July 3, 2011 § 1 Comment
The Lilly Pilly has become a somewhat popular garden ornamental here in Melbourne. A beautiful dense green rainforest tree native to coastal Australia with white flowers that turn into deep pink berries. It was with little surprise that a friend and I spotted a heavy laden tree on the side of the road on an afternoon walk. A convenient plastic bag stuffed in a pocket for just such an occasion made a perfect vessel to carry the fruits home once picked.
We ventured to make Lilly Pilly Jam. I have to say the end result left much to be desired. I think this is mainly because we didn’t have enough pectin and ended up boiling and boiling it to try to get it to set… as a result it ended up tasting more of sugar than anything else. Next time I think adding some apple and more lemon seeds might be a good idea to help it set. And perhaps the laborious task of de-seeding each berry might be worthwhile too.
What we did
Washed the liily pilly fruits and removed any stalks etc
Placed them in a saucepan with enough water to just cover the berries (next time I think I would add less water)
Allowed to boil for about half an hour
Strained, and returned the liquid to the saucepan, adding 1 cup sugar for every 1 cup liquid
Added juice of 1 lemon to every 4 cups liquid and tied the seeds up in a cloth and placed in the saucepan
Gently boiled until set when tested on a spoon in the fridge
Transferred into sterilised jars
June 13, 2011 § 11 Comments
We live in one of the old Greek and Italian neighbourhoods of Melbourne. One of those suburbs that every now and again sport concrete lawns dotted with olive and lemon trees. A very particular aesthetic that I myself am not particularly partial to but nevertheless, I appreciate the mini suburban farms even though embedded in a cement landscape of which I can only imagine is a good way of keeping out the weeds. I am lucky enough to enjoy the advice of an old greek man who sometimes happens by when I’m in the front yard. He leans over the fence, a subtle aroma of cigarettes, commenting on the progress of our orange tree and the vegies in the garden. I enjoy the aged and wisened advice, it is the stuff I cherish most.
So it is at this time of year that trees are heavy with black fruit and the markets and grocers are brimming with plump and round olives.
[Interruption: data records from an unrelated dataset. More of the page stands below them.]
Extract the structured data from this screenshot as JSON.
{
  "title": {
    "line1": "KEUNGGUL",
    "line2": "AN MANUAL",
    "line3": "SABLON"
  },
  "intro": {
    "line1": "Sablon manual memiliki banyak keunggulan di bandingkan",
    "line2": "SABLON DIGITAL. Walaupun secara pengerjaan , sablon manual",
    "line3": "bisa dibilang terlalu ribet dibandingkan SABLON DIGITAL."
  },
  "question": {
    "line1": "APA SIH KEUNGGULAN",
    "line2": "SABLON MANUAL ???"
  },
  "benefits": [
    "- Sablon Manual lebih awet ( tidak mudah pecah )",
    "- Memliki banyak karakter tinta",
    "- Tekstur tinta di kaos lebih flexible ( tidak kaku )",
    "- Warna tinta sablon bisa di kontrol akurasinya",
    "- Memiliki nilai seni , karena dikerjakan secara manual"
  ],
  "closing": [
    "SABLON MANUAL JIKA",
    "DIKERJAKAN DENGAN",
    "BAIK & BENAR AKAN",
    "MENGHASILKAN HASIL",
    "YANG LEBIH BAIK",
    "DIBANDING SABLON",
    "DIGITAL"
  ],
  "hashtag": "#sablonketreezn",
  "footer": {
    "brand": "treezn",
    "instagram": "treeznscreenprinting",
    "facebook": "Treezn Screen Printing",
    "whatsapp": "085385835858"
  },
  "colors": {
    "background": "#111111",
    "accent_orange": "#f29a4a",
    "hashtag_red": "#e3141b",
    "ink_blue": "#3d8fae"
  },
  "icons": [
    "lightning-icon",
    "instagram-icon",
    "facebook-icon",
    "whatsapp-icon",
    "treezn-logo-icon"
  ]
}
I have never pickled olives before, and from a little research, have learned there is more than one way of going about it. Jim Massoto gives a wonderful step by step set of instructions and advice which you can find here. However his process takes 20 days in which you soak the olives in briny water that you change every day.
We decided, to go for a rather simpler option that a friend let us in on after he was given the advice from an olive seller at Preston Markets. With this method you may end up with olives that are slightly more bitter, but after tasting our friends and considering this process was much nicer on the environment as less salt would be poured down the drains, we were convinced. Also, it’s no where near as much hassle.
How to preserve olives
First, you want to make sure you pickle your olives when they are as fresh as you can get them as they are quick to spoil. Pick out any bruised or spoiled olives as they have an off flavour.
Sterilize a bunch of big jars. Wash the olives thoroughly and place in the jars. Cover with briny water (100 g salt dissolved per 1 litre water). Then pour a layer of olive oil on the top of the water and seal tightly. The fuller the better, as the less air inside the jar, the less likely they will contaminate. Leave in a dark cool place for about 3 – 4 months or until they develop a rich olive flavour. A layer of scum will develop at the top of the jar, however this is said to be helpful in taking away the bitterness of the olives.